Essential trick with iMS20/Memphis
If you own Moog's Model D app you'll know that the feedback circuit is essential for many of the timbres it's most famous for.
The iMS20/Memphis has a similar trick up it's sleeve but it's not quite so obvious. Having said that, it's capable of so much more.
As you can see, you can feed the virtual headphone jack to the external signal processor before feeding it back into VCO mixer pre the filter. This is actually a lot more powerful than Moogs feedback circuit as you can process the signal before feeding it back into the VCO mixer. For bass sounds I like to filter the bottom end out first so all the saturation goodness is occurring on the higher harmonics one it its the main filters (keeping out of the way of the lower fundamental frequencies).
One word of warning, the signal level on the External Signal Processor starts clipping at a value of 1.00 (out of 10.00), as the headphone output is far hotter than general audio rate signals in the modular section of iMS20, so less is more unless you want a gnarly clipping mess (all good if that was your goal). This feedback trick completely changes the character of the iMS20 in a very good way.

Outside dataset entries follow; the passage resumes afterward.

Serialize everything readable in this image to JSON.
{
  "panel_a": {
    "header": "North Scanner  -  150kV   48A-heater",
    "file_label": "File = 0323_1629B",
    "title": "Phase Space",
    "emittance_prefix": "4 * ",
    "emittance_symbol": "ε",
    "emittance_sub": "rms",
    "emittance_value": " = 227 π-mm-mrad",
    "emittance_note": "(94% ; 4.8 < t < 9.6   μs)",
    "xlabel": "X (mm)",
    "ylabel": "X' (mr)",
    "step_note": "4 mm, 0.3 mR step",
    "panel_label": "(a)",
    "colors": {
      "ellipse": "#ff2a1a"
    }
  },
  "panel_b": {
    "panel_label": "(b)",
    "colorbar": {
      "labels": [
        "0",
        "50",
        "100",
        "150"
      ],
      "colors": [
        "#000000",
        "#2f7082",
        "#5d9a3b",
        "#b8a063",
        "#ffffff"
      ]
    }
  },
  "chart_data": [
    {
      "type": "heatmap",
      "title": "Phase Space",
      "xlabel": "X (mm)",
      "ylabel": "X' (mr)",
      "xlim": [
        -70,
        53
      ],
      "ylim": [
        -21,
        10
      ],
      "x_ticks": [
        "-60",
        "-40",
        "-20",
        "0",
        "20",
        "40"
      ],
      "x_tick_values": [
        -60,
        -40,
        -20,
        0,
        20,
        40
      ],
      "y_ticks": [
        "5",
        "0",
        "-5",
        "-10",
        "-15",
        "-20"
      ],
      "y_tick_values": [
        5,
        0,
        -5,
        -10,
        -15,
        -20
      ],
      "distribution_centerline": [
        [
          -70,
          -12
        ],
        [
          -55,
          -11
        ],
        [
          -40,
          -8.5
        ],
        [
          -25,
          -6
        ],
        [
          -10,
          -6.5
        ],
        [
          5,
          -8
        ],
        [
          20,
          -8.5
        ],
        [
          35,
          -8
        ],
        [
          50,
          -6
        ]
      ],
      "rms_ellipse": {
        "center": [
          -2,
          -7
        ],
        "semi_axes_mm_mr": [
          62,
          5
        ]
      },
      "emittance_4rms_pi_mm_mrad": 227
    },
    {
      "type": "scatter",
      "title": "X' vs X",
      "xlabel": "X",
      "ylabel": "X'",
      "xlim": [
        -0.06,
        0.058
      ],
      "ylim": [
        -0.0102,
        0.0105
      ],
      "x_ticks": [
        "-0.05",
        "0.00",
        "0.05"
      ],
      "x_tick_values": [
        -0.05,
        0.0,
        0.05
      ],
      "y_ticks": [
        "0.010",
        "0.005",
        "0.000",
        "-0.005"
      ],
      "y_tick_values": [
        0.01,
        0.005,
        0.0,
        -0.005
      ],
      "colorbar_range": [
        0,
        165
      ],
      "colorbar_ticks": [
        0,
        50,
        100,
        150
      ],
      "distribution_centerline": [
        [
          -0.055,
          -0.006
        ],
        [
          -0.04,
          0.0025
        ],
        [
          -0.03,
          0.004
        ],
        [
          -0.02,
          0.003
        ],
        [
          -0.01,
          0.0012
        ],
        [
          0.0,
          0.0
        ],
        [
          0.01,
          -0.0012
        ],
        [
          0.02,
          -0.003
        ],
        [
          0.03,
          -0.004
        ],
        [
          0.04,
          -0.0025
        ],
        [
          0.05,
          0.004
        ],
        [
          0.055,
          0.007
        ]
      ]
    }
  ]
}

This how I've used it in a typical bass patch.
You'll find that everything responds differently once you feed the headphone socket signal into the filter inclusive of the envelopes so you'll often want to exaggerate settings from their previous state. You can get some really lovely timbres by exaggerating the high-pass filter (especially the resonance/peak) before hitting the low-pass.
Apologies for not sharing an instant gratification patch. It's intentional, as you only get a feel for iMS20 when you start tweaking away. Much like Odyssei it can go through massive timbral shifts with what seems to be minor tweaks, but you get a feel for it pretty quickly.